Il n'avait pas cessé de me fixer. J'hésitai, sans réellement savoir ce que je comptais demander ni comment j'allais le formuler, puis, finalement, m'avançai lentement en terrain glissant.

— Est-ce que... selon les Nornes... quand était réellement censé advenir le Ragnarök ?

À nouveau, un vague sourire étira ses lèvres, me donnant un frisson.

— D'ici quelques siècles, une dizaine tout au plus. Mais le fait est que tu as tué Vali, et même ces vieilles mégères se sont maintenant perdues dans leurs toiles. Aucune d'entre elles ne l'admettra, mais il est probable que le destin de l'univers ait déjà imperceptiblement changé.

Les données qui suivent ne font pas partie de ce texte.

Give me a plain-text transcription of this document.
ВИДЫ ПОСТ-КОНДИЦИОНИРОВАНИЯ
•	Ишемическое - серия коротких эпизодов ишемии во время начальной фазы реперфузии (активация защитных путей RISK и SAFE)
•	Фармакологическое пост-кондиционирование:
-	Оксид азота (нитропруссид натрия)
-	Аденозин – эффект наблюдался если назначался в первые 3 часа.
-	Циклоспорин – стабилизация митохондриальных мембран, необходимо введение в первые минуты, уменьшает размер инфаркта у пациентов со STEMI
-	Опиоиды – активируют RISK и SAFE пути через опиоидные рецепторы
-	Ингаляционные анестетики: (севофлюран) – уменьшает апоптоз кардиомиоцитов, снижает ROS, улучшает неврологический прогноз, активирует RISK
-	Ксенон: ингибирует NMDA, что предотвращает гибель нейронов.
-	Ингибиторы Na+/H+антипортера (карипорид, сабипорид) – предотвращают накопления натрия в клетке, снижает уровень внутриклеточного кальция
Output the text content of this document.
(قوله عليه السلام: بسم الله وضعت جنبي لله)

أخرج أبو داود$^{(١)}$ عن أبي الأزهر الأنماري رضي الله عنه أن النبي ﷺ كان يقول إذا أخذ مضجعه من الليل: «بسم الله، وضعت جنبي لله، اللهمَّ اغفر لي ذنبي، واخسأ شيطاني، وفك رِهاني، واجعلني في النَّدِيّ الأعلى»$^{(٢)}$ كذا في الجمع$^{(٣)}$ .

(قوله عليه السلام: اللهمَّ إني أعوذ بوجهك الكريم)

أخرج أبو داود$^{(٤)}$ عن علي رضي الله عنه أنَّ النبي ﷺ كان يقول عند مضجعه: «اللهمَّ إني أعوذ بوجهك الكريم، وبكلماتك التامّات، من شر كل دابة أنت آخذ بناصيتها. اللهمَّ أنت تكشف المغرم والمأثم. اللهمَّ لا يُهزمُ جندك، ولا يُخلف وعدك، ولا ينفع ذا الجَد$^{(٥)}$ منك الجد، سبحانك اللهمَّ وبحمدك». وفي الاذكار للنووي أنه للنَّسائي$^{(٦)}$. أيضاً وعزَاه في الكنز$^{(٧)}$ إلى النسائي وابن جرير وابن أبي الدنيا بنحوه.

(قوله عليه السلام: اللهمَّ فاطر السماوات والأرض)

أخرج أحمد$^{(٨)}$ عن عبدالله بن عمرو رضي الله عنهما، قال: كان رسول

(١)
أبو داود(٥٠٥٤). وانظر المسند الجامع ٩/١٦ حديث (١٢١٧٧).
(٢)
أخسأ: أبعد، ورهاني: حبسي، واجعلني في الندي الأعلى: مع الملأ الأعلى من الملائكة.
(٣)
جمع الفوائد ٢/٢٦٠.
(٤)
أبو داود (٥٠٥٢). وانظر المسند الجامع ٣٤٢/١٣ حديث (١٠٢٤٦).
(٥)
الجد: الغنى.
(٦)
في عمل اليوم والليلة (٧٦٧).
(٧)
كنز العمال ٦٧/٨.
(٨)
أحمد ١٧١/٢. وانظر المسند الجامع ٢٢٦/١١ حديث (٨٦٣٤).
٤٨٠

Mon pouls s'accéléra imperceptiblement, je me mordis les lèvres. Même petite, j'avais eu cette fâcheuse tendance à bousculer l'ordre établi, notamment en renversant Adam, mais je ne me serais jamais doutée que j'en viendrais à changer des prédictions millénaires. Ça n'avait jamais fait partie du plan. J'avais toujours pensé que je mourrais avant le Ragnarök, probablement dans une embuscade digne d'un récit de légende, seule ou avec Ekrest, dans un affrontement trépidant conter des combattants adverses aguerris.

— Mais ça veut dire que...

— Les chaînes de Fenrir ne se sont pas encore rompues, et les miennes non plus, mais je sens qu'elles faiblissent. Quelque chose a changé il y a peu, grâce à toi. Nous ne sommes plus emprisonnés dans un destin immuable. Ou du moins, je ne le pense pas.

J'avais l'impression de flotter, que le monde entier s'était mis à tourner. C'était improbable. On ne rompait pas les prophéties. Nombreux étaient ceux à avoir essayé, et aucun n'avait jamais réussi.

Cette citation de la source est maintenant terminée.